Normen
FrG 1997 §114 Abs3;
FrG 1997 §38 Abs1 Z4;
FrG 1997 §38 Abs2;
FrG 1997 §114 Abs3;
FrG 1997 §38 Abs1 Z4;
FrG 1997 §38 Abs2;
Spruch:
Der angefochtene Bescheid wird wegen Rechtswidrigkeit seines Inhaltes aufgehoben.
Der Bund hat dem Beschwerdeführer Aufwendungen in der Höhe von S 15.000,-- binnen zwei Wochen bei sonstiger Exekution zu ersetzen.
Begründung
I.
1.1. Mit dem im Instanzenzug ergangenen Bescheid der Sicherheitsdirektion für das Bundesland Oberösterreich (der belangten Behörde) vom 20. Jänner 1994 wurde gegen den Beschwerdeführer, einen jugoslawischen Staatsangehörigen, gemäß § 18 Abs. 1 und Abs. 2 Z. 1 iVm §§ 19, 20 und 21 Fremdengesetz, BGBl. Nr. 838/1992, ein unbefristetes Aufenthaltsverbot erlassen.
Grund dafür war, dass der Beschwerdeführer am 14. Oktober 1991 wegen Raubes (nach dem Akteninhalt: begangen am 27. Dezember 1990) zu einer bedingt nachgesehenen Freiheitsstrafe von eineinhalb Jahren, am 6. November 1992 wegen absichtlicher schwerer Körperverletzung, Einbruchsdiebstahles, Sachbeschädigung und Begünstigung zu einer - unbedingten - Freiheitsstrafe von sechs Monaten und am 29. April 1993 wegen Einbruchsdiebstahles zu einer Zusatzstrafe von drei Monaten rechtskräftig verurteilt worden sei.
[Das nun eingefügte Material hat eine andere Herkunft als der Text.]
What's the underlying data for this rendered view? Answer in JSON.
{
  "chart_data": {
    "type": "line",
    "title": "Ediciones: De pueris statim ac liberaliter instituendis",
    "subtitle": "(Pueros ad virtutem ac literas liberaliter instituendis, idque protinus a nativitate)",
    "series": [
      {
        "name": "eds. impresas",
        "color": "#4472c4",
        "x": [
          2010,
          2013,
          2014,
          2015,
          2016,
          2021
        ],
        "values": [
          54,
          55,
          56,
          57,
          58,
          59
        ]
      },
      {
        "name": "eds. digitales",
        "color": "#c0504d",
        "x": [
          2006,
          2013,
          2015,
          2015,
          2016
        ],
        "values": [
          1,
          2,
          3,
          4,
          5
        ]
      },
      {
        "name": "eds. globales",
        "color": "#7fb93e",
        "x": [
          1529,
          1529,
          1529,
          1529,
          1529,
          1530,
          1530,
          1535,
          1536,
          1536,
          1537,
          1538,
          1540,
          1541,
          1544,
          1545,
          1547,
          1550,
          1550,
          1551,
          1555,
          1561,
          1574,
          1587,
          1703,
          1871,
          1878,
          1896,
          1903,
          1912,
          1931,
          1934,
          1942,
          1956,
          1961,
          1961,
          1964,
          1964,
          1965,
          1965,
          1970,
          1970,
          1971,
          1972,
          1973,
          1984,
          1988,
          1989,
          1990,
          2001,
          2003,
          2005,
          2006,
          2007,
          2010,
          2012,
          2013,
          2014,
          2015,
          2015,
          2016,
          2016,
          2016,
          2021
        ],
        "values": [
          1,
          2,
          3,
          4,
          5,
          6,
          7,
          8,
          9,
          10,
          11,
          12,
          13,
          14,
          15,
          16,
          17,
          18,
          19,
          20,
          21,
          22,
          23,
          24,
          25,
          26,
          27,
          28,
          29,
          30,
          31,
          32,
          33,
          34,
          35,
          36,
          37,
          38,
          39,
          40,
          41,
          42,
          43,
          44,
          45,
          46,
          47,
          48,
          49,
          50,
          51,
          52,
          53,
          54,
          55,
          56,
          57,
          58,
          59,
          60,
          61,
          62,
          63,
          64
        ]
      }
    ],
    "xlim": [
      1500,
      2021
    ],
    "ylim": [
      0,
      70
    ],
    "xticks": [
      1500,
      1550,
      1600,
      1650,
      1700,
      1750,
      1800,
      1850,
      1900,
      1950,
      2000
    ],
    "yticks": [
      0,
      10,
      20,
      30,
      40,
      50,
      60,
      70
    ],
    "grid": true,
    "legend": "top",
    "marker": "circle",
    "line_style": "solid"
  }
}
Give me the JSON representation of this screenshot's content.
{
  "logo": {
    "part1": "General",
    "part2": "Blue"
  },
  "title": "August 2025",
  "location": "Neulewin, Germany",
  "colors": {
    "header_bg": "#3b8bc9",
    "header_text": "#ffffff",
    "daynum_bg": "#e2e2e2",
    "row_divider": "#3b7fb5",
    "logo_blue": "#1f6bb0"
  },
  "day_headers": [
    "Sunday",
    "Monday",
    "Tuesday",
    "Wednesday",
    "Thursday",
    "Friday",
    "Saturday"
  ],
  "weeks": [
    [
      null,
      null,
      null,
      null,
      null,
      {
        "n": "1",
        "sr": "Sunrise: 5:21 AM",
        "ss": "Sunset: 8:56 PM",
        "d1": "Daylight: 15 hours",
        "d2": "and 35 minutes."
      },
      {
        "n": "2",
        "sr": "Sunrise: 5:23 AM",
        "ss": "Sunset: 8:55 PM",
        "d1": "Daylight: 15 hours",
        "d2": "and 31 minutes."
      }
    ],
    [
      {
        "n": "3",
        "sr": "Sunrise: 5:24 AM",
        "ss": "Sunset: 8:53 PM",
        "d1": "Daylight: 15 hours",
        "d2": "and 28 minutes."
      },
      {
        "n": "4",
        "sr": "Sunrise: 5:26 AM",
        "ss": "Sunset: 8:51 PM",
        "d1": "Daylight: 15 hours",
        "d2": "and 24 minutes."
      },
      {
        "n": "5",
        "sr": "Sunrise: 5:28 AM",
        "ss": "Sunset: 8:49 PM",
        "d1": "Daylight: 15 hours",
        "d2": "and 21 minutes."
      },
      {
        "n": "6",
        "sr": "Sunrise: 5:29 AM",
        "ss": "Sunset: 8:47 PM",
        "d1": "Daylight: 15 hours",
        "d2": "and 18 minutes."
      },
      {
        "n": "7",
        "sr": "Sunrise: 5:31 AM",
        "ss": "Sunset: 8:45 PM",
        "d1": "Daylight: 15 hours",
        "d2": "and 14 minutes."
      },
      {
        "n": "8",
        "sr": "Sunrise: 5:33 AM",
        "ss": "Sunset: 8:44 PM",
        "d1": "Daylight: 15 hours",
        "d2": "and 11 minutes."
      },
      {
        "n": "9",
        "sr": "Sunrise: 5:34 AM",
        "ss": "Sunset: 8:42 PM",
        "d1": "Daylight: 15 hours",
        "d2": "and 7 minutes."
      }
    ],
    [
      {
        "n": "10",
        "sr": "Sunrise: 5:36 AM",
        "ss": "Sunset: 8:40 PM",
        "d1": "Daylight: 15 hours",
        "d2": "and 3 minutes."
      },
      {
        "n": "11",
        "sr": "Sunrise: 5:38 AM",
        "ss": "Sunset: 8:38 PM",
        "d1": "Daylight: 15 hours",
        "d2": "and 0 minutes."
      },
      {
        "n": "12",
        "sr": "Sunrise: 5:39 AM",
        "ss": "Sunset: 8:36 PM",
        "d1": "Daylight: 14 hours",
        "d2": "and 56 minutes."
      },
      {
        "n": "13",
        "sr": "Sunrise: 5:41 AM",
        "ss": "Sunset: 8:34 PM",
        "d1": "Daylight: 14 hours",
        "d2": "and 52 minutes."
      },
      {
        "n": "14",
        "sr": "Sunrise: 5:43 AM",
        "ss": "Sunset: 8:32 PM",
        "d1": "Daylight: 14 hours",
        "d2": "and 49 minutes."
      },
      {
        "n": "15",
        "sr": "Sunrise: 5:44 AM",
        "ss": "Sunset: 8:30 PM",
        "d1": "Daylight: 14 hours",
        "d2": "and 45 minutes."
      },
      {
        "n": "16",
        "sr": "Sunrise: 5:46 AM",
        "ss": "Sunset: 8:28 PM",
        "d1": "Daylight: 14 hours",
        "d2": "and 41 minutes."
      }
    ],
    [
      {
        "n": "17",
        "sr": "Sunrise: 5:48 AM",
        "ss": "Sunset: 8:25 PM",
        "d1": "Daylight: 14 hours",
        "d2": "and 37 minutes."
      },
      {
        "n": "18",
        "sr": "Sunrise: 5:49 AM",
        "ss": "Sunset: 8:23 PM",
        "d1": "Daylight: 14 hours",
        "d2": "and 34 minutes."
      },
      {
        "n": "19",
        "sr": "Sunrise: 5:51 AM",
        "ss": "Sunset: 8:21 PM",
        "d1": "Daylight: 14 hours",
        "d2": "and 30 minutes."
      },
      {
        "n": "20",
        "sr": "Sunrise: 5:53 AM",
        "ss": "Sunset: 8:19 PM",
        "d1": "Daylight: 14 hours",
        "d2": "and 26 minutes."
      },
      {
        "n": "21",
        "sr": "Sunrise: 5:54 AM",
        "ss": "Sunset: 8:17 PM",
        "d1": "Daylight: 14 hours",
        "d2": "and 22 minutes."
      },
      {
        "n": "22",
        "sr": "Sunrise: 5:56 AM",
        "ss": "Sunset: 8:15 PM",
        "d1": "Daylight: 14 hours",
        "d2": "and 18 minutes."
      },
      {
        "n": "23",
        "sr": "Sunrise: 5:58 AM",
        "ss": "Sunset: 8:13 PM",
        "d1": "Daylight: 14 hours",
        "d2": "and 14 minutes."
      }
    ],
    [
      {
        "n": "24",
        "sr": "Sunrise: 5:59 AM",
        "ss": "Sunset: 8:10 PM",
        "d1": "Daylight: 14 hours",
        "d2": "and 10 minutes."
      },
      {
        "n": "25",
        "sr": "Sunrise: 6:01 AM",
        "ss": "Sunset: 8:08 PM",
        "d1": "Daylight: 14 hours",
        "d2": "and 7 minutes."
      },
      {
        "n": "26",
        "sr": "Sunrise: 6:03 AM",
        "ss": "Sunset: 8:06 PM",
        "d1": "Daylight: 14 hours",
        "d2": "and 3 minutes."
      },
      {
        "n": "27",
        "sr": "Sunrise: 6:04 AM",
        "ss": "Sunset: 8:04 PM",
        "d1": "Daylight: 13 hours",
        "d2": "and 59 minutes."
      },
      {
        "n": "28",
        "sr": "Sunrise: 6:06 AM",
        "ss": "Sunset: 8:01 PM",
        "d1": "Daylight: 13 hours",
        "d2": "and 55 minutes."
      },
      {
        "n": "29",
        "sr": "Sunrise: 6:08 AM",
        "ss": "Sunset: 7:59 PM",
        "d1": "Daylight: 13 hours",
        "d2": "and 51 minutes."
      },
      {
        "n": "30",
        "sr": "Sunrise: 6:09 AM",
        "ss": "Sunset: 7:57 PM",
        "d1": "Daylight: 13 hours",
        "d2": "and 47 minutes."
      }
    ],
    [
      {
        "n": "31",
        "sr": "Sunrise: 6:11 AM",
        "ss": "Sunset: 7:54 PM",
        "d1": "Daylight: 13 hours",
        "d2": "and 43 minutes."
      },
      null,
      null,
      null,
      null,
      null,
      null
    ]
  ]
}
Im Rahmen der Interessenabwägung gemäß den §§ 19 und 20 des Fremdengesetzes aus 1992 wurde dem Beschwerdeführer u.a. zu Gute gehalten, dass er seit Geburt in Österreich aufhältig sei.
1.2. Mit Bescheid vom 9. September 1998 hat die Bundespolizeidirektion Linz den Antrag des Beschwerdeführers vom 2. September 1998 auf Aufhebung des Aufenthaltsverbotes gemäß § 114 Abs. 3 Fremdengesetz 1997 - FrG, BGBl. I Nr. 75, abgewiesen.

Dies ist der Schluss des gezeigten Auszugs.